Using UK House Price Index Data from HM Land Registry, the average sale price of similar surrounding properties (the average sale price of the same property type [flat, terraced, semi-detached, detached etc] within the same Local Authority during the same month & year of sale) was obtained for each Royal Street property within England and Wales. Caveat: average similar sale prices do not account for variations in property size or location within each Local Authority.
All places with a potential Royal connection were included (i.e St James’ road will be included under James due to St James’ palace, even if it’s possible that the individual street is named after St James himself)
Royal Street data for Scotland was obtained from the OS Open Names data from the Ordnance Survey. The same steps were taken as for the England and Wales data to filter the Royal street names.
The corresponding postcodes for each of the Scottish Royal Streets were obtained from the Scottish Postcode Directory. The postcodes for each street were obtained by matching the provided grid reference coordinates for each street with those in the Postcode Directory to obtain each street’s postcode.
The corresponding postcodes for each of the Scottish Royal Streets were obtained from the Scottish Postcode Directory. The postcodes for each street were obtained by matching the provided grid reference coordinates for each street with those in the Postcode Directory to obtain each street’s postcode. Property sale prices for each Scottish Royal Street were then obtained from Scotland’s Land Information Service. The sale price and date of all property sales within each postcode were obtained, and then filtered to the sales occurring after January 2017, and that the listed street name contained the correct royal keywords.
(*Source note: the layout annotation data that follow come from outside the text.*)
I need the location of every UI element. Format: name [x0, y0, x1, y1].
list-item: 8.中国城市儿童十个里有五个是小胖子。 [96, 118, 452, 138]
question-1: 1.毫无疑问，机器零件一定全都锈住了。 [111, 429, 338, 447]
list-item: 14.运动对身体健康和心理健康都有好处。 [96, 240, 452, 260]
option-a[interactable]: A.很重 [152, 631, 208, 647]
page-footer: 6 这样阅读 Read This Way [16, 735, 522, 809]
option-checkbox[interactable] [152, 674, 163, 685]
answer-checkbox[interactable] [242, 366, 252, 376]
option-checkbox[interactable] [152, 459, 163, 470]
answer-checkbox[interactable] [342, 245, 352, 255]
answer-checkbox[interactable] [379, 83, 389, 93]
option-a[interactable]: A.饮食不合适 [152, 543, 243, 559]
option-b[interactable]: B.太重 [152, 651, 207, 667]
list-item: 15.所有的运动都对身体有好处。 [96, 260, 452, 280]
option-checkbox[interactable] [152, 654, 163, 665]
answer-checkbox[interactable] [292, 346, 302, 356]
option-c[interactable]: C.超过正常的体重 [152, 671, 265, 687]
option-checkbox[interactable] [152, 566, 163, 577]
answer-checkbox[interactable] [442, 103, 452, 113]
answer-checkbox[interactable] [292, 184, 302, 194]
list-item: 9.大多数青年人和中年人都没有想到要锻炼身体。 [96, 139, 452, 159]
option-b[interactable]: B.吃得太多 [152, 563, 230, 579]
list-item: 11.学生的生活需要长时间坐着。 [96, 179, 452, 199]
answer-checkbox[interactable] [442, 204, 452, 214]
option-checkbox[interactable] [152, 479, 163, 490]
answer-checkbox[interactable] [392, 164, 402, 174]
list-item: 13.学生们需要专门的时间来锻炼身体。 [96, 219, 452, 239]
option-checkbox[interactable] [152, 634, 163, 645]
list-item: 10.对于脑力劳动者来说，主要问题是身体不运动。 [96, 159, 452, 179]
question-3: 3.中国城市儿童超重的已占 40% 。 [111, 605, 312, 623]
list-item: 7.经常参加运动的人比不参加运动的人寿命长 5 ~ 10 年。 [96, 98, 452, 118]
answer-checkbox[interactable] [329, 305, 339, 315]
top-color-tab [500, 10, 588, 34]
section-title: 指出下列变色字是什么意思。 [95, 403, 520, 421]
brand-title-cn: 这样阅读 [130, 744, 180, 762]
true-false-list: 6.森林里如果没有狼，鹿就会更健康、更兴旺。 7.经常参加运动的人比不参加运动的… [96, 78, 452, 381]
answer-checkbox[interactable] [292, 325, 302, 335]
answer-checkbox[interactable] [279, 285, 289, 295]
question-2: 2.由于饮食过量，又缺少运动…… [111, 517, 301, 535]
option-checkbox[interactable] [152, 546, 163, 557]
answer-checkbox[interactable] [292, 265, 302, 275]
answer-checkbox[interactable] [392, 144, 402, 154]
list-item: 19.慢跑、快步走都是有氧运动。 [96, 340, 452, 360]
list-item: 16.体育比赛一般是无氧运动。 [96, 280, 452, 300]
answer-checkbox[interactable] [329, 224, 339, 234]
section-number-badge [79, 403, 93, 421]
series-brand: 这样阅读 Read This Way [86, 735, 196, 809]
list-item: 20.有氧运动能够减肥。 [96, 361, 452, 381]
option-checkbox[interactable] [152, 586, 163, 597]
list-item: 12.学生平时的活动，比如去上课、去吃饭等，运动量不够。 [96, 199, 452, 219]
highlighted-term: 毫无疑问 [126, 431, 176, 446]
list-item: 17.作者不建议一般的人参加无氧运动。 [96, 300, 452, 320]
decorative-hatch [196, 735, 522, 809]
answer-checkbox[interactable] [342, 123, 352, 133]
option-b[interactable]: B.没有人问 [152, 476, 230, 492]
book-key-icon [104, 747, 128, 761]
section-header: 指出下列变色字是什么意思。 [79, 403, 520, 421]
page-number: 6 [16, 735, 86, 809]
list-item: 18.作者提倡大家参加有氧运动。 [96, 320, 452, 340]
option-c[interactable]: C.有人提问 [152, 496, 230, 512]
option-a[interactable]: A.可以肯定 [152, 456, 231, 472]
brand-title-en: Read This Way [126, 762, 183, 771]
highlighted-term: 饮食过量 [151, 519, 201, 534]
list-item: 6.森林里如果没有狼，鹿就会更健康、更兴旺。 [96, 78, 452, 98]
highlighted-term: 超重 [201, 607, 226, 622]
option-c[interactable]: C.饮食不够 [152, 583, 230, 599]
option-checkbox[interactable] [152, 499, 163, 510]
The average sale price of similar surrounding properties was then found for each Royal street in Scotland. The UK House Price Index was also used to obtain average sale prices for each local authority during the specified sale month, however as the Scottish sale data does not contain information on each property type (Flat, Detached etc.), this had to be averaged and estimated. If the property address contained the word ‘Flat’ then the average sale price of a flat from the UK HPI was used, otherwise, the estimated average sale price of similar surrounding properties was estimated according to the distribution of each property type (Flat, Detached etc.) from within each local authority from government statistics.
The percentage sale price difference for each Royal street property across England, Wales and Scotland was then calculated, using the actual property sale price, and the average similar surrounding property price. The outlying 10% of properties were then excluded, as were any Local Authorities with fewer than 50 property sales within the time frame (City of London, Shetland Islands, Isle of Anglesey, East Dunbartonshire and Na-h Eileanan an Iar were excluded from the Local Authority data).
The average percentage price difference was calculated using the percentage sale price difference of each property for each Royal Keyword and Local Authority.